OPINION / VIEWPOINT
By the time Fukushima’s experts are proved wrong, it will be too late
Published: Aug 15, 2023 05:37 PM
llustration: Liu Xidan/Global Times

llustration: Liu Xidan/Global Times

Sometime this year - possibly later this month - Japan will start dumping nuclear-contaminated wastewater from the doomed Fukushima Daiichi power plant into the ocean, with plans to continue doing so for the next 30 years. 

Waves from the ocean also break onto the shores of many other countries, which are naturally concerned about the polluting effects on the sea and marine life. However, such concerns have been dismissed by Tokyo.

Japanese media have parroted their government's line that the controversial disposal of more than a million cubic meters of toxic waste will have little effect on the environment. This is a continuation of the "safety myth" which led the authorities to declare years ago that the plant itself was completely safe. Safe, that is, before the tsunami struck. 

Some scientists in the UK say the dumping cannot be declared risk-free and that more research needs to be done. In fact, Britain may be uniquely qualified to warn Japan's politicians of the danger of their plans, because in the Irish Sea, a stretch of water off the UK's northwestern coast, it has probably created the most radioactively polluted marine environment on the planet. The cause? Decades of discharging contaminated water from the country's infamous Sellafield nuclear site into the open sea via an about 3 kilometers pipeline. This gives the issues around the proposed dumping by Japan a horribly familiar feeling in the UK.

In the UK, it has been said that the Irish Sea, which separates the British mainland from the island of Ireland, is considered the most contaminated sea in the world. This is blamed on the vast nuclear facility, located in Cumbria, on the west coast of England. This facility was the starting point for Britain's atomic bomb program in the 1950s, was the site of the world's first nuclear power station, and is now also home to some of the most hazardous buildings in Europe. It is currently the site of a mammoth reprocessing and decommissioning project.

It is from this site that, at one time, up to two million gallons of radioactive water was discharged into open waters every day. It was thought at the time that the sea would safely dilute the plutonium, caesium-137 and iodine-129. Levels of radioactivity allowed during the time of peak dumping, in the 1970s, were about 100 times what is deemed to be safe today, because that's what the experts at the time considered safe. History has proven them wrong - and according to some researchers, contamination from Sellafield is now detectable in the Arctic Ocean and the waters of northern Canada.

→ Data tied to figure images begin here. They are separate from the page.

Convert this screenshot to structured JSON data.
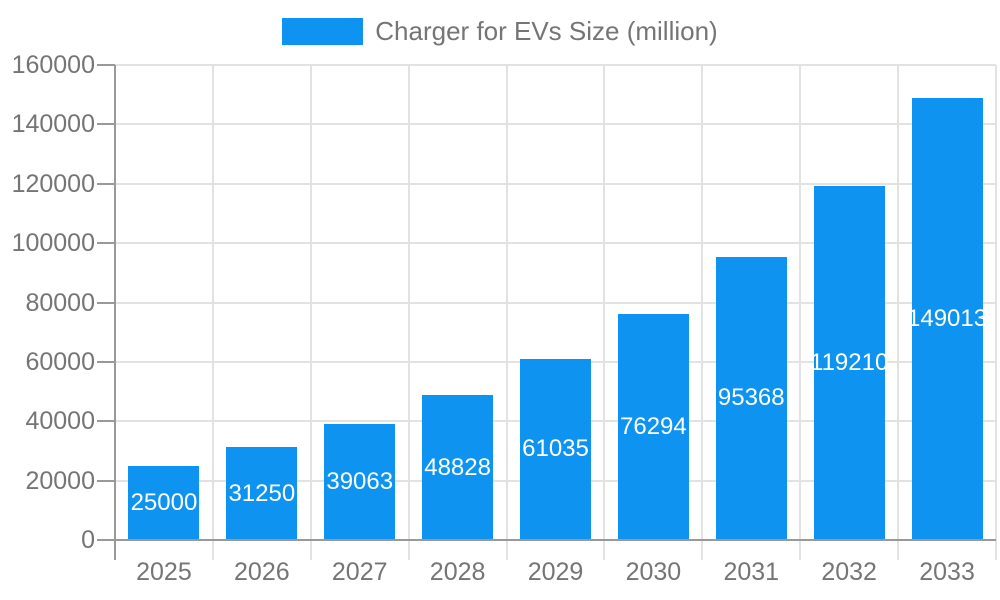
{
  "chart_data": {
    "type": "bar",
    "title": "Charger for EVs Size (million)",
    "legend": "Charger for EVs Size (million)",
    "legend_position": "top-center",
    "categories": [
      "2025",
      "2026",
      "2027",
      "2028",
      "2029",
      "2030",
      "2031",
      "2032",
      "2033"
    ],
    "values": [
      25000,
      31250,
      39063,
      48828,
      61035,
      76294,
      95368,
      119210,
      149013
    ],
    "value_labels": [
      "25000",
      "31250",
      "39063",
      "48828",
      "61035",
      "76294",
      "95368",
      "119210",
      "149013"
    ],
    "xlabel": "",
    "ylabel": "",
    "ylim": [
      0,
      160000
    ],
    "ytick_interval": 20000,
    "ytick_labels": [
      "0",
      "20000",
      "40000",
      "60000",
      "80000",
      "100000",
      "120000",
      "140000",
      "160000"
    ],
    "grid": true,
    "colors": {
      "bar": "#0F93F0",
      "value_label": "#FFFFFF",
      "axis": "#999999",
      "grid": "#E2E2E2",
      "tick_minor": "#E2E2E2",
      "text": "#757575",
      "background": "#FFFFFF"
    }
  }
}
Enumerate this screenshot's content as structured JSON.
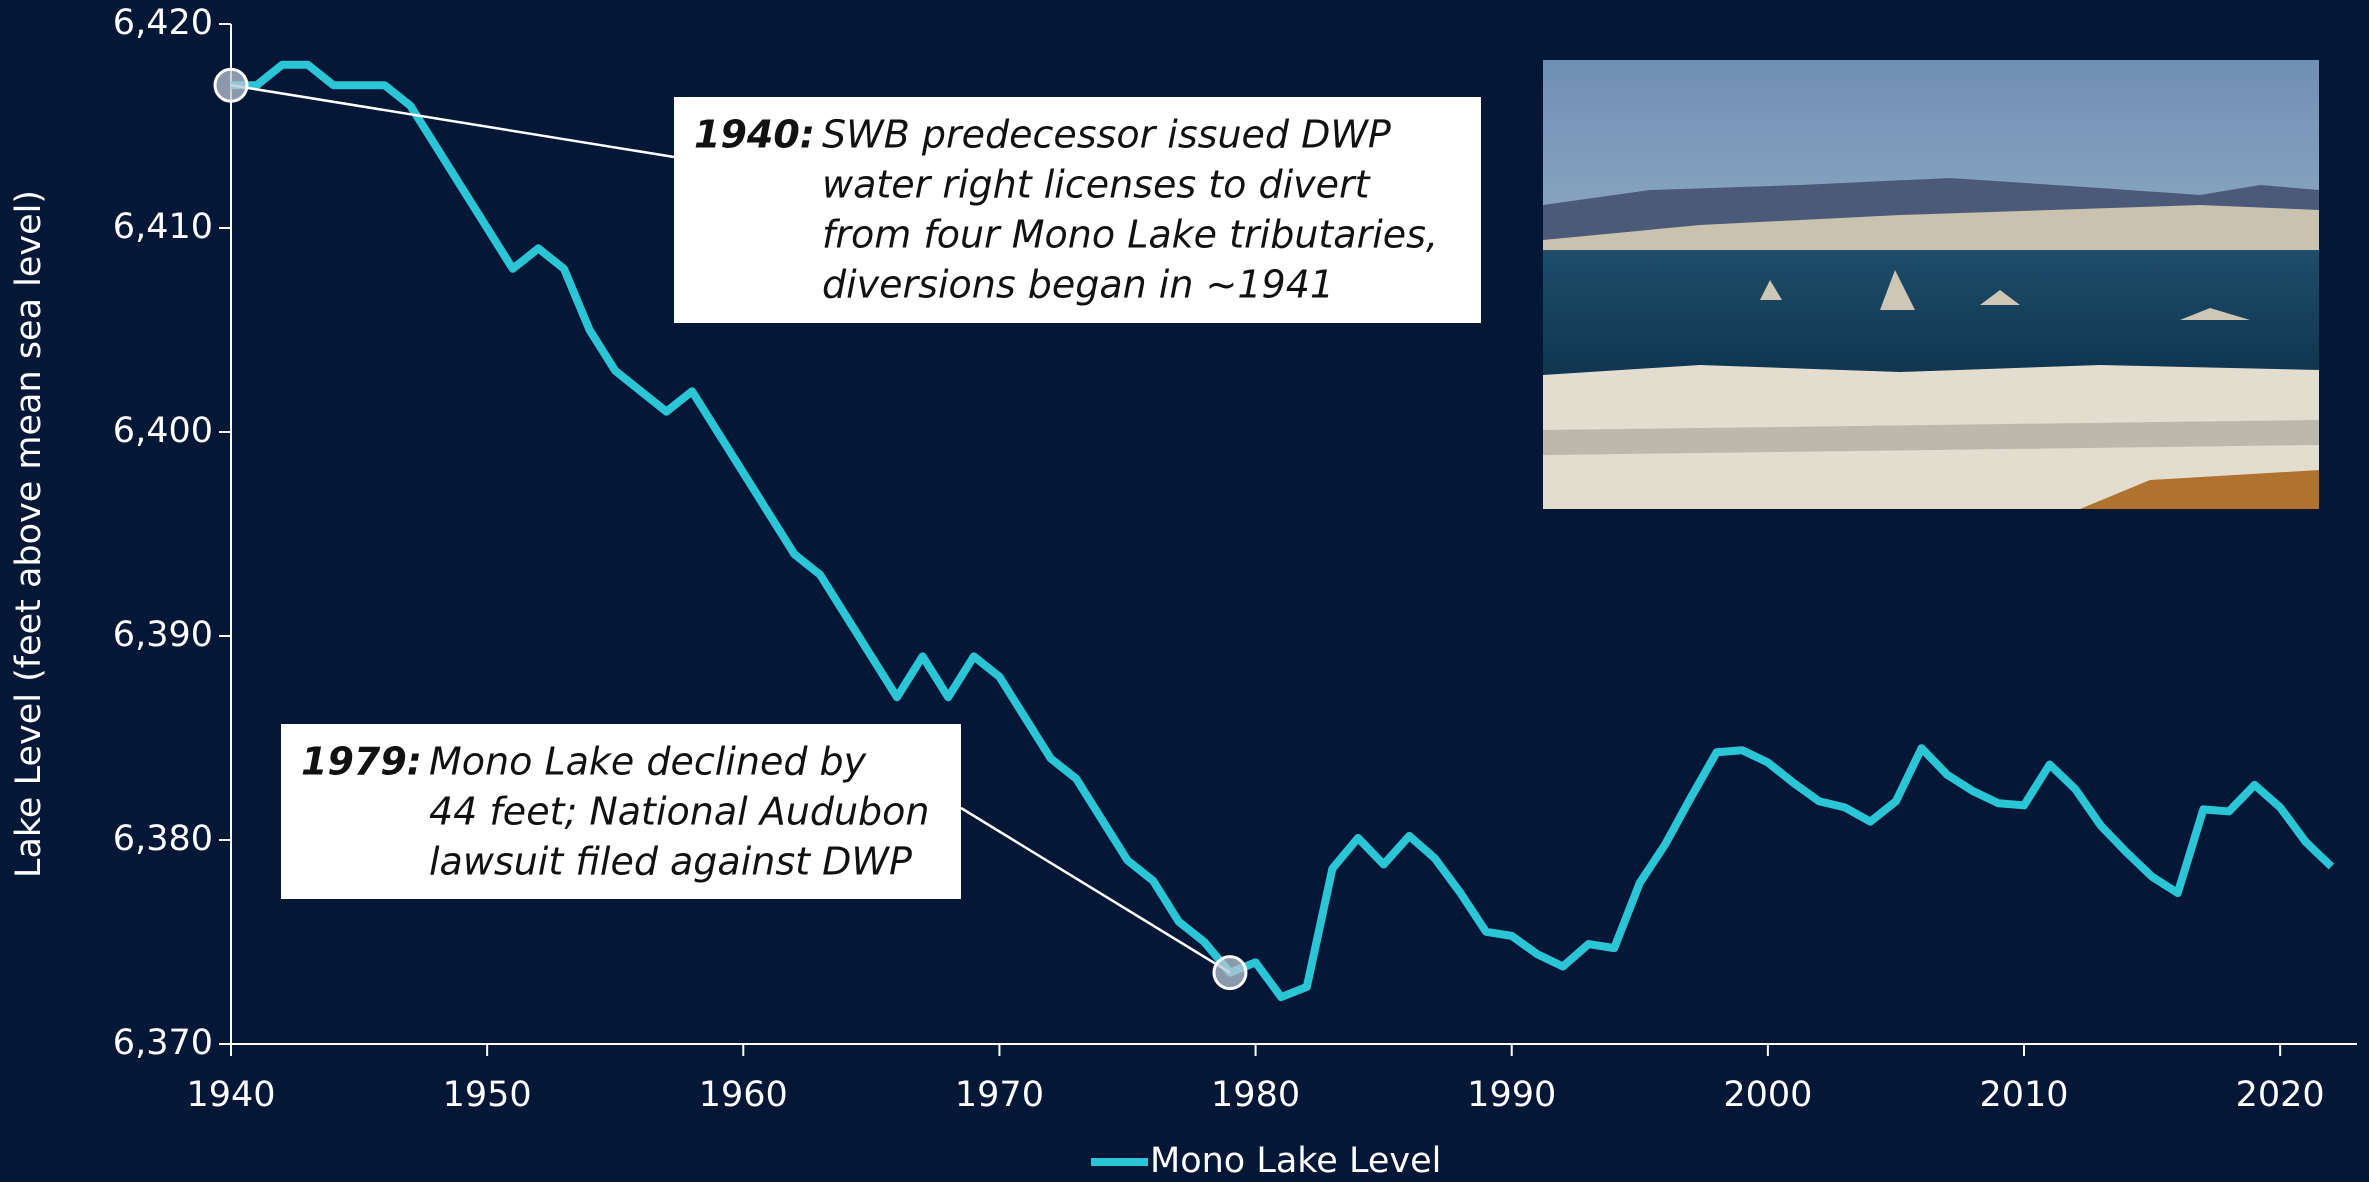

One alarming study found that plutonium particles, washed onto Cumbrian beaches, were blown by the wind up to 37 miles inland. 

This is a history lesson that the Japanese might do well to learn from. Scientists today have learned a lot of knowledge and are now better informed, confidently predicting what they believe to be safe. So did the scientists at Sellafield all those years ago. When Fukushima was built, the authorities repeatedly assured the world that it was safe. Obviously, a tsunami proved them wrong.

There has been understandable opposition to the controversial plan from Pacific governments, including - among others - China, Australia, New Zealand and numerous smaller island countries. There are serious concerns about the accumulation of radioactive particles, the uptake by marine species and the potential for it to travel up the food chain. Hong Kong has already warned that Japanese seafood imports would have to be banned if the dumping proceeds.

Their doubts and objections are not born of only self-interest but are shared beyond the Pacific, even to the other side of the world. In the UK, journalists for the New Scientist journal have amassed testimony from leading experts questioning the assessments of safety arising from the proposed dumping. The article warns that although the contaminated water being stored in 1,000 tanks has been treated to remove 62 radioactive toxins, it has not been possible to remove tritium, an isotope of hydrogen. Awadhesh Jha, a researcher at the UK's University of Plymouth, has called for an international research program into the impact of this. Ken Buesseler of the Woods Hole Oceanographic Institution in Massachusetts expresses concern about the potential accumulation of hazardous substances such as ruthenium-106, cobalt-60, and strontium-90 on the ocean floor. He emphasizes that these contaminants are even more likely to build up on the sea floor, with an increased risk of entering the food chain.

It may seem facile to appear wise in retrospect, but it is far better than to be remorseful in retrospect. By the time Sellafield's experts were proven wrong, it was too late. It is not too late for Fukushima, if only they will listen. They should learn from history.